Deux peaux, deux classes, deux mesures

 


par Luk Vervaet et Nadine Rosa-Rosso

Le 5 décembre 2018, Sanda Dia, 20 ans, un étudiant métis à la KUL, Katholieke Universiteit van Leuven, a succombé à son « baptême » organisé au sein du cercle étudiant Reuzegom, dans un local scout isolé. 

Reuzegom, peut-on lire dans la presse, est un club élitaire, composé d’étudiants anversois, qui sont fils d’un papa huissier, banquier, juge du tribunal de première instance ou haut-placé dans les institutions européennes. Membre aussi, mais pas présent lors des faits commis contre Sanda, le fils de la gouverneure d’Anvers. 

Par le passé, cette bande de dégénérés de « type caucasien » avait déjà défrayé la chronique quand ils se filmaient lors de baptêmes en train d’égorger des lapins ou de faire avaler du Dettol à un porcelet avant de lui tirer une balle dans la tête trois jours plus tard et de lui arracher le cœur.  

Après la mort d’un homme (!), Sanda, dix-huit des membres de Reuzegom seront envoyés à la Chambre de conseil qui se tiendra en septembre 2020, près de deux ans après les faits, et qui décidera de leur renvoi ou non devant le tribunal correctionnel. Personne de ce beau monde n’a été arrêté, et encore moins a-t-il dû rester en prison !!! Personne n’a reçu une interdiction de se rendre à d’autres fêtes, de quitter sa maison ou l’obligation de notifier sa présence à la police. 

Malgré la colère suscitée par ses actes, il n’est venu à l’esprit de personne de stigmatiser l’ensemble de la communauté estudiantine flamande.
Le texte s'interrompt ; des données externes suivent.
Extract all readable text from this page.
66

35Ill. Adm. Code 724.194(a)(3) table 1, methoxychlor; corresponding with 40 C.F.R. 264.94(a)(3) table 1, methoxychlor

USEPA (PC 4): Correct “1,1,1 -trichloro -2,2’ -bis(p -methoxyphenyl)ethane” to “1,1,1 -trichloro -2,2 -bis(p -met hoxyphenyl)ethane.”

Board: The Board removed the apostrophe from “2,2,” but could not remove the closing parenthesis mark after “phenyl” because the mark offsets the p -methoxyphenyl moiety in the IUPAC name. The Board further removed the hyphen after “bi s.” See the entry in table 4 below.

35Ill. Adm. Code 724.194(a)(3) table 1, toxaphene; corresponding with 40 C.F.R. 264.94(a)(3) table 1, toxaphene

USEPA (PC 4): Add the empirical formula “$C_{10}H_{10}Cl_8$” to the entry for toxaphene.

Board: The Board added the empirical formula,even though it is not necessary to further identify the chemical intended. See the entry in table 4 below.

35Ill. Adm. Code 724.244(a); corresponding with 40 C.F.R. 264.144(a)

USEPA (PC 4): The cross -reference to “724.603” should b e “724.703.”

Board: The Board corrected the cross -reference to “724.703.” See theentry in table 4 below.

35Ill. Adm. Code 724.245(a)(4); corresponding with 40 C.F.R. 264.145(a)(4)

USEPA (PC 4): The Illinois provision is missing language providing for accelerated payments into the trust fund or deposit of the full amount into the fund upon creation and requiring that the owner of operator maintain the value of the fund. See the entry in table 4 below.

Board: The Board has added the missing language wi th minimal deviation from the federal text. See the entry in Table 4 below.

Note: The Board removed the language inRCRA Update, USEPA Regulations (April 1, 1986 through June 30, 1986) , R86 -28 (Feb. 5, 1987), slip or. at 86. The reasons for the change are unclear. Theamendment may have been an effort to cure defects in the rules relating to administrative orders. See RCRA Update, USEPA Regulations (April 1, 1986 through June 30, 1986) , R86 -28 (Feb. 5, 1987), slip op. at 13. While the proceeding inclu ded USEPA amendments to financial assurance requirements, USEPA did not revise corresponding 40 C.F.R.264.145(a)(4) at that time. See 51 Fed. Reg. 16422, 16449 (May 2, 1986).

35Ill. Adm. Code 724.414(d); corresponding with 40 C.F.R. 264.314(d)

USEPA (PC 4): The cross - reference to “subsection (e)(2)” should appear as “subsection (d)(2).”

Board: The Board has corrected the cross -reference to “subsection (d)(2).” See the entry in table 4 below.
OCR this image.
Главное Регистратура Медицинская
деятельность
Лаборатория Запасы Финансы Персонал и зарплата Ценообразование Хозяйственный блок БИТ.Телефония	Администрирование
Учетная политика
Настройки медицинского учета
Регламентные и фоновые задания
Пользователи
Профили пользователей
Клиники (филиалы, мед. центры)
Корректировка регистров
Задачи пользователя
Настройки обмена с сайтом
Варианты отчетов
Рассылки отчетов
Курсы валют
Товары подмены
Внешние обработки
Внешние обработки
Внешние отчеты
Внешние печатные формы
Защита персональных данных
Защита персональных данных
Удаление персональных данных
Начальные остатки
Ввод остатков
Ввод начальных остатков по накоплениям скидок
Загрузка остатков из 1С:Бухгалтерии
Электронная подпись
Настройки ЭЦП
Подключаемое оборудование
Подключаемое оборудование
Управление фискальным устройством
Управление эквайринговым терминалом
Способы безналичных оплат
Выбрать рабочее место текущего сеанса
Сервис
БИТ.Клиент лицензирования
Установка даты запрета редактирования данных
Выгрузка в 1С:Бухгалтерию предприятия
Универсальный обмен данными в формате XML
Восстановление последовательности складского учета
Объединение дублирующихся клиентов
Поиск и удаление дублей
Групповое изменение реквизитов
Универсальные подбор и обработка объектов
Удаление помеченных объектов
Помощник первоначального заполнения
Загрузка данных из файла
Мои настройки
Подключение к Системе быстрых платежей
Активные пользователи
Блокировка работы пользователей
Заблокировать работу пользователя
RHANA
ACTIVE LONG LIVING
L’université ne les a même pas renvoyés.    

En août 2020, trois jeunes de « type nord-africain » sont arrêtés et enfermés après une bagarre sur la plage à la côte de Blankenberge. Les jeunes restent en prison au moins jusqu’à leur comparution devant la chambre du conseil à Bruges. Les syndicats de police se disent inquiets et veulent agir contre la « racaille bruxelloise qui sévit à la Côte et ailleurs ». Les syndicats de police souhaitent que la violence envers les policiers soit combattue : « Nous voulons la tolérance zéro promise ». 

La NVA et le Vlaams Belang convoquent en urgence, et en pleine crise corona (!), la commission parlementaire de l’Intérieur. Le ministre De Crem y déclare que « des gangs comme ceux responsables de la bagarre à Blankenberge doivent être traités durement et impitoyablement ». Il se déclare favorable à leur interdiction d’accès à des lieux, par voie judiciaire ou administrative, sur l'ensemble du littoral s’il le faut et si nécessaire pour toutes les zones de loisirs dans le pays. Les personnes concernées doivent se présenter à la police de leur lieu de résidence dans des circonstances spécifiques - comme une vague de chaleur. 

Si on compare la gravité des faits, une bagarre qui éclate sous l’effet de la chaleur, du manque d’espace, de l’alcool ou autres produits, sans faire aucune victime grave, et l’organisation planifiée en bande d’actes de torture pendant plusieurs jours jusqu’à entrainer la mort, il n’y a pas de doute possible : on a affaire avec une politique de classe et de race qui se manifeste aussi dans la justice.